Carmelo Anthony's game is more efficient

December, 19, 2012
12/19/12
1:37
PM ET

Nathaniel S. Butler/NBAE via Getty ImagesCarmelo Anthony is putting up bigger, and better, numbers this season.
(The New York Knicks host the Brooklyn Nets, Wednesday at 7 ET on ESPN.)

The New York Knicks are coming off a loss on Monday to the Houston Rockets. They’re hoping to have Carmelo Anthony back against the Brooklyn Nets after missing the past two games with an ankle injury.

In two games this season against the Nets, Anthony has scored 80 points -- including a season-high 45 on Dec. 18.

In those two games against Brooklyn, Anthony made eight of 12 3-point attempts. Shooting behind the arc is one area of his game that has improved significantly.

Before this season, Anthony was a career 32 percent shooter behind the arc. That average has shot up to 45.5 percent (51-112) this season.

Long-range shooting isn’t the only area of Anthony’s game that has improved. He’s also shooting a career-best 46.8 percent on mid-range shots (which are 2-point field goal attempts taken outside the paint). Last season, he made just 38.9 percent from that distance.

Combined with making more than six free throws per game, Anthony’s true shooting percentage this season is 59.2, which would be the highest of his career. (True shooting percentage is a measure of shooting efficiency that takes into account field goals, three-point field goals and free throws.)

An improved True Shooting Percentage has resulted in higher efficiency from Anthony. His offensive efficiency this season is at a career-high 115.1 -- meaning the Knicks score 115.1 points per 100 possessions with him on the court. His highest offensive efficiency entering this season was 110.7 in 2008-09. When Anthony is not on the court, the Knicks efficiency drops to 102.6

Among players to log at least 100 minutes this season, Anthony’s offensive efficiency ranks third behind Nick Collison (115.5) and teammate Tyson Chandler (115.2).

Another reason the Knicks would like to see Anthony return? He ranks fifth in plus/minus at +167. He’s been on the court for 712 minutes compared to 445 off it and the difference has been noticeable.

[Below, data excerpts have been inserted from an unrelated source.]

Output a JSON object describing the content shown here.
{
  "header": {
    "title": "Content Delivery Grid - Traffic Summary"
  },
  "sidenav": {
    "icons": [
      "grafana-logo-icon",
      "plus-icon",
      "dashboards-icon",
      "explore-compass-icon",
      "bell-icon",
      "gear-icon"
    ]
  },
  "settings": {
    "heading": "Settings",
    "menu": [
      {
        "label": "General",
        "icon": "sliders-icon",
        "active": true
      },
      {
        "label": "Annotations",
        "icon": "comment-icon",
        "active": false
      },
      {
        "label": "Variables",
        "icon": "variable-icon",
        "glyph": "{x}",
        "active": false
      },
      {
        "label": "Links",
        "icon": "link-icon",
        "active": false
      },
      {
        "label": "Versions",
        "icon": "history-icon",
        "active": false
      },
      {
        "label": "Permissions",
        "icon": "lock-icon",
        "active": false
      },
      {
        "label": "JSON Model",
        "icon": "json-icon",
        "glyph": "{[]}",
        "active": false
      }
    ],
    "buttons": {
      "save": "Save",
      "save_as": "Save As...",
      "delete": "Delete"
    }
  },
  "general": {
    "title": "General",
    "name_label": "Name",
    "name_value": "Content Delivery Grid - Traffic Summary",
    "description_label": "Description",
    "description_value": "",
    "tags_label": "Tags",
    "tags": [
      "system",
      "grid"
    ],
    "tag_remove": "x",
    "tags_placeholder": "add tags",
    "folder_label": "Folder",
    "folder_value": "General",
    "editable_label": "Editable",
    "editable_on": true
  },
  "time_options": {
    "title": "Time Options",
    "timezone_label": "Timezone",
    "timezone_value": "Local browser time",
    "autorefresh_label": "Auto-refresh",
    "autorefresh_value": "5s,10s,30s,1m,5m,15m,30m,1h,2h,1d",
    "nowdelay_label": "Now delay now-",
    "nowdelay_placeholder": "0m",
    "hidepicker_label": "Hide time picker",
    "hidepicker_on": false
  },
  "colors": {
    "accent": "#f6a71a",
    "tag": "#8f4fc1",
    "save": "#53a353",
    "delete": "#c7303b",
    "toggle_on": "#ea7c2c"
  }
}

Per 48 minutes, the Knicks are outscoring opponents by 11.3 points with Anthony on the court, but are getting outscored by almost two points with him off the court.

Anthony is second this season averaging 27.9 points per game. If he maintains that for the entire season, he’d be just the fourth Knick to average at least 27 points per game for an entire season and the first since Patrick Ewing in 1989-90.